(I'm sure I missed somebody's spiritual holy book--sorry)
Well, since this is about books that have "changed our lives" and you missed it, I'm going to say it. The Book of Mormon. I don't read books, but that one has raw light and intelligence that has helped me with things I couldn't even number. I have stacks of good hard core informative books that chronical the destruction of liberty in this land since 1913, and the forces behind it, but as interested as I am in that subject, I rarely finish them, and I get more hope from reading the Book of Mormon. Few know that the Book of Mormon contains little about it's compiler (mormon) and is 90% about what Christ has done/will do to inhabitants of this land if/when they reject correct principles. Those who love liberty would benefit from reading it, whether they believe in Christ or not.
Those good hard core informative books that have also changed me but I rarely finish:
If you live within 200 miles of the Ohio River you absolutely must read The Frontiersmen.
I am within walking distance of the river. A quick glance at the notes for this book sounds like a read of local landmarks. George Rogers Clark, William Henry Harrison, all of that is within walking/short driving distance.
This one just got added to the must read list.
My dad, when I was young, told me that reading was the best thing a person could do. It didn't matter what you read, only that you did so. He said that it opened the world up for you through the eyes, words and opinions of others. He died in 1999 at the age of 92. He saw it all. He mostly did it all as well. He was a combat infantryman in WWII as well as a POW for a time. His life straddled the days of horses and crapping in an outhouse against watching men land upon the moon while we tried to bridge the divides of race and other things that set us apart. He never finished the 10th grade, but he read everything between dust jackets. He taught himself algebra, geometry, physics and other sciences late at night when he got home from his job at the Post Office. He was a master welder and a fisherman par excellance. He communed with his God on the banks of a trout stream. He was the best man I ever knew.
So...I can't sit here and tell you titles and authors, only that I read everything, just like he taught me. Science fiction, mysteries, fiction, non fiction, history and on and on and on. I am not one for remembering who or why or what, only that I have read and absorbed. As a result am truly lettered in observation, but a master of nothing. I am content.
SWMBO always tells me that other people's opinions that deviate from mine are as strongly held as mine. I tell her that it's true, but there is a difference. I am right and they are wrong. Unless of course they have read more stuff than I.

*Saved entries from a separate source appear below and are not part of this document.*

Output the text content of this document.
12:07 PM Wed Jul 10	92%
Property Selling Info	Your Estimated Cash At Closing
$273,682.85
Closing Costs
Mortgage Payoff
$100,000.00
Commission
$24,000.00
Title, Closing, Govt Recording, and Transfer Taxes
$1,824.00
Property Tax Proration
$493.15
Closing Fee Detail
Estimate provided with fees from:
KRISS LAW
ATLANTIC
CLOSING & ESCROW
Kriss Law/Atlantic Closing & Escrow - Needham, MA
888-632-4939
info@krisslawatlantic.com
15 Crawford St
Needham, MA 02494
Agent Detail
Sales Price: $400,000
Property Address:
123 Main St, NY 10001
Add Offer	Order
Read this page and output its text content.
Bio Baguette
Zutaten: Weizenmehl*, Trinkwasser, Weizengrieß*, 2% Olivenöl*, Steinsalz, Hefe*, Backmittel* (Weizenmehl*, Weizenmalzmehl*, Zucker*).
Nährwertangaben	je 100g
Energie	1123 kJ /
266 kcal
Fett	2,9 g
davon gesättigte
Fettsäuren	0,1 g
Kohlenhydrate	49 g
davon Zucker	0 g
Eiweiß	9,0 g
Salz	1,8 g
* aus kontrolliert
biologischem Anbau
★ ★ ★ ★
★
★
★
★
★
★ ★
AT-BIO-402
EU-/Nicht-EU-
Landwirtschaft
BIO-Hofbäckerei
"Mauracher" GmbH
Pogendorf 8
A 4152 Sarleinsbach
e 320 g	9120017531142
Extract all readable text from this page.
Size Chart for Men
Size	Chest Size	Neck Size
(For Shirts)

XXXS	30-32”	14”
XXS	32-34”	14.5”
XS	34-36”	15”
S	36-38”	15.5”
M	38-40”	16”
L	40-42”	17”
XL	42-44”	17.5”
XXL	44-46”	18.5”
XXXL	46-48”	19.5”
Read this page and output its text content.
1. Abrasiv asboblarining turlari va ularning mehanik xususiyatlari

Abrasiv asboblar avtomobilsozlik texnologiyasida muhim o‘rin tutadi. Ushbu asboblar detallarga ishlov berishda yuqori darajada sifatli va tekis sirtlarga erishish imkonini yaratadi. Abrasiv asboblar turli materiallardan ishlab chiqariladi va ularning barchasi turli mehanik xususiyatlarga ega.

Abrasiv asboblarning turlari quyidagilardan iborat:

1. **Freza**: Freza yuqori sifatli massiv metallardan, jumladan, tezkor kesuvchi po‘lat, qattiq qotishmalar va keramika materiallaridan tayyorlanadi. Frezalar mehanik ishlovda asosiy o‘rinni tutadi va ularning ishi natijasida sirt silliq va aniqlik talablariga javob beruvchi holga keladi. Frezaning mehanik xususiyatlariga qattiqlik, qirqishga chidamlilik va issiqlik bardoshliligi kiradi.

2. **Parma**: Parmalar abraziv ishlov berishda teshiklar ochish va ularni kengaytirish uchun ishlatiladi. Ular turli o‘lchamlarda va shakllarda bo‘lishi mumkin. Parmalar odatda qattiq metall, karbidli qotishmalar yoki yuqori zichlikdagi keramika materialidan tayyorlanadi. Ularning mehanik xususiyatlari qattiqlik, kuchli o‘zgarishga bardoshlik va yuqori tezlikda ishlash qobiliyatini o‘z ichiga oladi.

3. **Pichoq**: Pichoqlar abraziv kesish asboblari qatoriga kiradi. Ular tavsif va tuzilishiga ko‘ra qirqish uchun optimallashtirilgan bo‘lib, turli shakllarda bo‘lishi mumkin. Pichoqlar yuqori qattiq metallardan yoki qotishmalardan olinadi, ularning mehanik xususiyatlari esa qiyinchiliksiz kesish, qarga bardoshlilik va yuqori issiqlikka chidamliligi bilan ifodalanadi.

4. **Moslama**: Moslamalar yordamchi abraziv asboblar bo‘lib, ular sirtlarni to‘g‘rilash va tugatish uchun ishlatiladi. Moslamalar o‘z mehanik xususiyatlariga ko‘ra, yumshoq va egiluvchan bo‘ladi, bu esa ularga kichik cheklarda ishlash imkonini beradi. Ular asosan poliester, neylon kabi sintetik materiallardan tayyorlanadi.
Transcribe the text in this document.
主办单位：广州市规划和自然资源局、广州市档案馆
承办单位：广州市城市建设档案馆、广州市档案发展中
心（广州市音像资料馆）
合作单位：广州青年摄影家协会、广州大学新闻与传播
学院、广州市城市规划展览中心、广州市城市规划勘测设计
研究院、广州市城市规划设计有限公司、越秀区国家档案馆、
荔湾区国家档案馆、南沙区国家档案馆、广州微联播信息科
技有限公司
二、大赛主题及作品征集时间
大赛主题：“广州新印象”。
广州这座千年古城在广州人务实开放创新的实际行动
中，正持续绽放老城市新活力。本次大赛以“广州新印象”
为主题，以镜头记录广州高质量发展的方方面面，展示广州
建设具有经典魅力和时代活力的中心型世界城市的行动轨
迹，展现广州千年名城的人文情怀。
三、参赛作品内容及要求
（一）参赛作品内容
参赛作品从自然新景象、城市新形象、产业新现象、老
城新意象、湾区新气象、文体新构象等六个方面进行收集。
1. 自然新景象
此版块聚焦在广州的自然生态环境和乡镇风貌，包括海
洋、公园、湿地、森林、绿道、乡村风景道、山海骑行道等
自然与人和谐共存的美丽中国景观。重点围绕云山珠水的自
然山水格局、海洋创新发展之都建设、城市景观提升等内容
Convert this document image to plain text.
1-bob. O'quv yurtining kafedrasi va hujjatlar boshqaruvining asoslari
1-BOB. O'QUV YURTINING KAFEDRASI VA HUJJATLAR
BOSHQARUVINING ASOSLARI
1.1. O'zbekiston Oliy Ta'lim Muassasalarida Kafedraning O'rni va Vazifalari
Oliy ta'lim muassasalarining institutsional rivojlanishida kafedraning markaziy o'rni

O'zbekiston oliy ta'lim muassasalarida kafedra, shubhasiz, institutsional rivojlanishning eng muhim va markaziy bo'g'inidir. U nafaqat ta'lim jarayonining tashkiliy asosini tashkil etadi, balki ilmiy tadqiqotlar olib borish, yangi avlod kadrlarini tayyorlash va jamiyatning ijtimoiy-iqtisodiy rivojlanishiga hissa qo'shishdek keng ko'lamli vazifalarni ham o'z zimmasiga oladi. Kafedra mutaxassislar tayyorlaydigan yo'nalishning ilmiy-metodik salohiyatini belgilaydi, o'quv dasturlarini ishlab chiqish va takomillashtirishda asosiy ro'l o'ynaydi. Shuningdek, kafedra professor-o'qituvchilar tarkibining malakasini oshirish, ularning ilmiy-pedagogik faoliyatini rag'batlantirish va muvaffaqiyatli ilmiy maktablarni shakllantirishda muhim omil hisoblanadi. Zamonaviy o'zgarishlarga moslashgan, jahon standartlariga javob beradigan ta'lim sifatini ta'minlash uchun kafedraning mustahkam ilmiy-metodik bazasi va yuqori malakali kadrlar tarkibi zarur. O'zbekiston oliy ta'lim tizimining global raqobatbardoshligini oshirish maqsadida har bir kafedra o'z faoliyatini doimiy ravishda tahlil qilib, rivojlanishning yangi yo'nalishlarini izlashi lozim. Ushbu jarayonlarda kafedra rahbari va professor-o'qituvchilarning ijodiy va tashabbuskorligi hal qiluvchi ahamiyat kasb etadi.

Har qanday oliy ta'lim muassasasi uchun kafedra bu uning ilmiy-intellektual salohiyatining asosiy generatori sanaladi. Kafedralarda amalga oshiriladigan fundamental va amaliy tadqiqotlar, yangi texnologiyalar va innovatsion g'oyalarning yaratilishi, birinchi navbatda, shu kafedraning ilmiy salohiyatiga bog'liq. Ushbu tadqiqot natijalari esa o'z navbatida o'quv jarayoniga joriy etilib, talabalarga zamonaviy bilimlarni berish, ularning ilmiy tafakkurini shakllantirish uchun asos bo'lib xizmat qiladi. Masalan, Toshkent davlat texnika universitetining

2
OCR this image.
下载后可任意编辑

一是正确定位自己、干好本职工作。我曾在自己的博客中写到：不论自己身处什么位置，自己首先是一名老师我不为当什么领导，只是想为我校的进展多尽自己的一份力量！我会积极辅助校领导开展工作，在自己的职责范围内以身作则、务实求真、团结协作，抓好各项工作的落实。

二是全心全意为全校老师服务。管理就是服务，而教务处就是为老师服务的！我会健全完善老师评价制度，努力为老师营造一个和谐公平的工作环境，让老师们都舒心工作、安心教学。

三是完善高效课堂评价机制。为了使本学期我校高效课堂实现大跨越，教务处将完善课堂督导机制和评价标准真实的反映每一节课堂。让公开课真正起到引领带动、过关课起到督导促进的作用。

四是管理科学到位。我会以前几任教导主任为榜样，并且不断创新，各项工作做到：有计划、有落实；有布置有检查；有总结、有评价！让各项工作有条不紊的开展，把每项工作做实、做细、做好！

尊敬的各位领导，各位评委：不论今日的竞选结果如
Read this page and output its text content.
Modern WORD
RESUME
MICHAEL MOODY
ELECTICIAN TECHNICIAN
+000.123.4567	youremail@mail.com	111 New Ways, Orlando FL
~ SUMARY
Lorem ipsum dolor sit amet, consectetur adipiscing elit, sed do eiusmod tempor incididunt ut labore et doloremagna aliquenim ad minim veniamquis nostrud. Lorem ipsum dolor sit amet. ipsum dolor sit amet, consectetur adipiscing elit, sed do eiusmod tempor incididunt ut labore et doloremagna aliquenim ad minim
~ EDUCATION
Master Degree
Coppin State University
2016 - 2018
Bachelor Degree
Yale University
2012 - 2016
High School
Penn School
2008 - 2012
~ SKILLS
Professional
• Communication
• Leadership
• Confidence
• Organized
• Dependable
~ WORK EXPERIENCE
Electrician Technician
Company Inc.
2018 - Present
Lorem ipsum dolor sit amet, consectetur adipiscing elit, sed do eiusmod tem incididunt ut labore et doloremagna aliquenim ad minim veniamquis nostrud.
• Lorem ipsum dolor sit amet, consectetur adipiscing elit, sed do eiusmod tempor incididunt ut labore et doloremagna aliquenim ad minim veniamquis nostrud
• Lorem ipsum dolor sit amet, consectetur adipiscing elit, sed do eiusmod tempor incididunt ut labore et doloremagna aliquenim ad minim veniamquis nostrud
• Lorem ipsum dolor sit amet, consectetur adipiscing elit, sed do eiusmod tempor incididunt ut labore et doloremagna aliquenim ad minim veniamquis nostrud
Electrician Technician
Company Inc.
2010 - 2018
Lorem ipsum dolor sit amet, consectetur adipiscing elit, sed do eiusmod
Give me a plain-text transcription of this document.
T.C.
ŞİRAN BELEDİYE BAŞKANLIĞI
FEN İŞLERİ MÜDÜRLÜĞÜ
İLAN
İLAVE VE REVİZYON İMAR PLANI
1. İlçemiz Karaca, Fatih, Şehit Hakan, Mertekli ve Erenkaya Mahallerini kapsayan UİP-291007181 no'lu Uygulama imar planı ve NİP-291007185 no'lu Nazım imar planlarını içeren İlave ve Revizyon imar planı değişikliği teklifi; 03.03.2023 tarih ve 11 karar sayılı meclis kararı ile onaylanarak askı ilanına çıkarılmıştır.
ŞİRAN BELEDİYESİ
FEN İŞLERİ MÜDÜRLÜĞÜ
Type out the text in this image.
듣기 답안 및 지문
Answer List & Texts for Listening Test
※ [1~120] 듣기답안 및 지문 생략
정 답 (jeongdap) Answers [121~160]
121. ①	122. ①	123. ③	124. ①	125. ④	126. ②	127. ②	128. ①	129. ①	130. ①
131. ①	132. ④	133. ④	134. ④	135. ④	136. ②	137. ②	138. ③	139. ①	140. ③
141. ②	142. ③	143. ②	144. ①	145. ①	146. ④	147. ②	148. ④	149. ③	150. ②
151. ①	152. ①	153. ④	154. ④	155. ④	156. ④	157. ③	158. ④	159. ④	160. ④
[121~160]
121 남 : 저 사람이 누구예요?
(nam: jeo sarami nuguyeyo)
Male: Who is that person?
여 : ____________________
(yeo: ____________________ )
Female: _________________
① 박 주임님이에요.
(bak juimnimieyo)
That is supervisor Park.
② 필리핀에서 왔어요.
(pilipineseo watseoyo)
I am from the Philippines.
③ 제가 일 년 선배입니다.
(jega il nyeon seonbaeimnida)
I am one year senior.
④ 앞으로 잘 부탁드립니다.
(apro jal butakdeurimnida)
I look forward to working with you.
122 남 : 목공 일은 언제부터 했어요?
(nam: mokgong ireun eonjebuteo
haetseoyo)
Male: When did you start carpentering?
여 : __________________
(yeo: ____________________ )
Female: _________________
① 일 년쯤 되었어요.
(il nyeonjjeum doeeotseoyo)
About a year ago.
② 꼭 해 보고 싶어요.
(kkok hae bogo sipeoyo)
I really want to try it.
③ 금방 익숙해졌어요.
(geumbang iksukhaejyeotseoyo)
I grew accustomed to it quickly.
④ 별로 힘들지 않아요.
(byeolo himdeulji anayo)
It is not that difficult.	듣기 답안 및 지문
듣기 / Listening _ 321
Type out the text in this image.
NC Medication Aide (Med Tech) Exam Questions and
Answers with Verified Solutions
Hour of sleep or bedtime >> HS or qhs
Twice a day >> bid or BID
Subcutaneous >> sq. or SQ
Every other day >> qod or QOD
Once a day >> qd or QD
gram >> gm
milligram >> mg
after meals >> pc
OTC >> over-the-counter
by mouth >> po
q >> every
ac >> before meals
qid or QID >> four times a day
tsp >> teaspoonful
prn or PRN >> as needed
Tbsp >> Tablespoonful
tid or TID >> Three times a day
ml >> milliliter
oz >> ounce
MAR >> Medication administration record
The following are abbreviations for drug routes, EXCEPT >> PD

Thanks for that, Grampster. Reminds me of my mother, in that she always encourgaed me to read. As a child, I had a bedtime, but was allowed to read in bed as late as I wanted. So many nights I fell asleep with the headboard lamp on and a book on my chest. I still do it today. The greatest gift my mother ever gave me was the encouragement to read.
Like you, Grampster, I've read many books (probably not as many), but the only one I can say really changed my life was Atlas Shrugged.